As we take the time to recognize the innovative companies across the wide variety of industries that make up L.A.’s community of business, we should also take a moment to look at the innovations that made the existence of this city possible.
When thinking of innovation, we may picture the culture-defining apps dreamed up in Silicon Beach or perhaps the visual wonders happening in Hollywood, yet many of this city’s earliest innovations were the result a very basic human need – access to water.
Even before colonial forces swept into the L.A. Basin, water was integral to the region and the Native American tribe indigenous to Los Angeles gathered around natural springs.
Once the first Spaniards began to settle in the river valley that now constitutes the City of Angels, the issue of access to water reared its head. Los Angeles’ early colonists constructed a distribution system of dams, water wheels and ditches – known as zanjas – to ensure their access to the water that flowed in the Los Angeles River.
As Los Angeles expanded in the late 19th and early 20th centuries, so did the city’s need for new, more reliable water sources. And in a reminder that innovation doesn’t come without costs, the likes of William Mulholland set their sights on the Owens River, which after an extended fight with the local population of farmers, the Los Angeles Aqueduct was constructed, and the river was diverted to Los Angeles, providing its residents with a more reliable source of water, but essentially ending agriculture production in the Owens River Valley.
Recent history shows that we might very well be at another crossroads when it comes to water in our continuously expanding city.
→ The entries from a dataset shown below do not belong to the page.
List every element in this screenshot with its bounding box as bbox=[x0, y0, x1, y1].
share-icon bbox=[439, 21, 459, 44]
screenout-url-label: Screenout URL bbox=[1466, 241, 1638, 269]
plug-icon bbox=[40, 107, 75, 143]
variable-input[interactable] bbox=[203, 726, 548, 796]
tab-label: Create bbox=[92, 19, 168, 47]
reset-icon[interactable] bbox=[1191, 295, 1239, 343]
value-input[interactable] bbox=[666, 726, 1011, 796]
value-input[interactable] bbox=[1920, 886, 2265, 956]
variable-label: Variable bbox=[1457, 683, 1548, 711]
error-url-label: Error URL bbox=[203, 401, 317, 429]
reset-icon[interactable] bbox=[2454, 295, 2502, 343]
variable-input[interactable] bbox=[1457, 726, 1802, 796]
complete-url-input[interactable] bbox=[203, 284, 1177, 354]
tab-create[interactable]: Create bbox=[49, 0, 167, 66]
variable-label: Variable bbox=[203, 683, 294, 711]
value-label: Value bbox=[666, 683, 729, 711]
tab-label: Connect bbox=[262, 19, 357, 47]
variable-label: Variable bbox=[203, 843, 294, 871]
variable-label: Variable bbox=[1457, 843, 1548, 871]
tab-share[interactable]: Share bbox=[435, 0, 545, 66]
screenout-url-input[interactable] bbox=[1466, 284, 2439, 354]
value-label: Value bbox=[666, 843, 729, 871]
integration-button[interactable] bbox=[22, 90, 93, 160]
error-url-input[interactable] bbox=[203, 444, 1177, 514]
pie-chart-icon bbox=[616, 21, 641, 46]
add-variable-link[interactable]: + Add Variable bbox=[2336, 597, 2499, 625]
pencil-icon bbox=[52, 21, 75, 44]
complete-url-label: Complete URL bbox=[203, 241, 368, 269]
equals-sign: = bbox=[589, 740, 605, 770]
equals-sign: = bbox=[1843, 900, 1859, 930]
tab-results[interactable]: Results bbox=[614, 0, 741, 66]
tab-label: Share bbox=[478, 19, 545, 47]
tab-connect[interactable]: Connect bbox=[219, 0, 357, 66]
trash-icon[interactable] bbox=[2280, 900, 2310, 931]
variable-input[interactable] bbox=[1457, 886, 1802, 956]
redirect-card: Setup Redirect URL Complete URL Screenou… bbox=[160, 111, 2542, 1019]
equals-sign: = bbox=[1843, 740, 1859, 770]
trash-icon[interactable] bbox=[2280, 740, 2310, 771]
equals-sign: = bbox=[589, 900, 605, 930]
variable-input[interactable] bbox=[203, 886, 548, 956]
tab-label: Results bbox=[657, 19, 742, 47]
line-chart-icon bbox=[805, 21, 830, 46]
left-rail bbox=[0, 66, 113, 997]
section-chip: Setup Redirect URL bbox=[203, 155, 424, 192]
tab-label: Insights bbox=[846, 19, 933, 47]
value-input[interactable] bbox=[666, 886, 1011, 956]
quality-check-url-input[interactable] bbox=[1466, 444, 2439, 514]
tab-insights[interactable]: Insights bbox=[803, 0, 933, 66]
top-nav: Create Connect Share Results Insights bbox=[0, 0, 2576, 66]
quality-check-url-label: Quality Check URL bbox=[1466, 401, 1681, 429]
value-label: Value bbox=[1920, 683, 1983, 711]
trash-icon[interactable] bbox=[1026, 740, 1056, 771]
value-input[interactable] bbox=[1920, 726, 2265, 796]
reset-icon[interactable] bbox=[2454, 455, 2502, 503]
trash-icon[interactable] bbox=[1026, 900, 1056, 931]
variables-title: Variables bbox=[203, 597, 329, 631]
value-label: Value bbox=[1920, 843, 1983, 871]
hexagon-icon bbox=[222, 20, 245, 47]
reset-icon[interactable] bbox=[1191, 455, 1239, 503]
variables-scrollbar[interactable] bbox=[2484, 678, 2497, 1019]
After five years of drought, it’s time Los Angeles’ community of business turned its innovative streak to ensuring that this city remains habitable as climate change makes our climate more arid.
Whether through new ways to recycle wastewater, improving our rainwater absorption (and thus helping to replenish our groundwater) or discovering new ways to make this city more self-reliant when it comes to water access, perhaps it’s time we turn our innovative streak toward an issue that is certainly less glamorous but is nonetheless imperative to the future survival of our city.
It also might be time to consider where and how we build. Los Angeles is a real estate town, but it might be time to flex some innovative muscles on that front. After the Woolsey Fire devastated the northwest portion of the county in recent days, it seems to make sense to try and find ways to mitigate the physical damage and loss of human life that comes when wildfire patterns are ignored.
The business community is at its best when pushed to solve pressing problems, and both water issues and fire concerns are just that.
Time to do what we do best: innovate.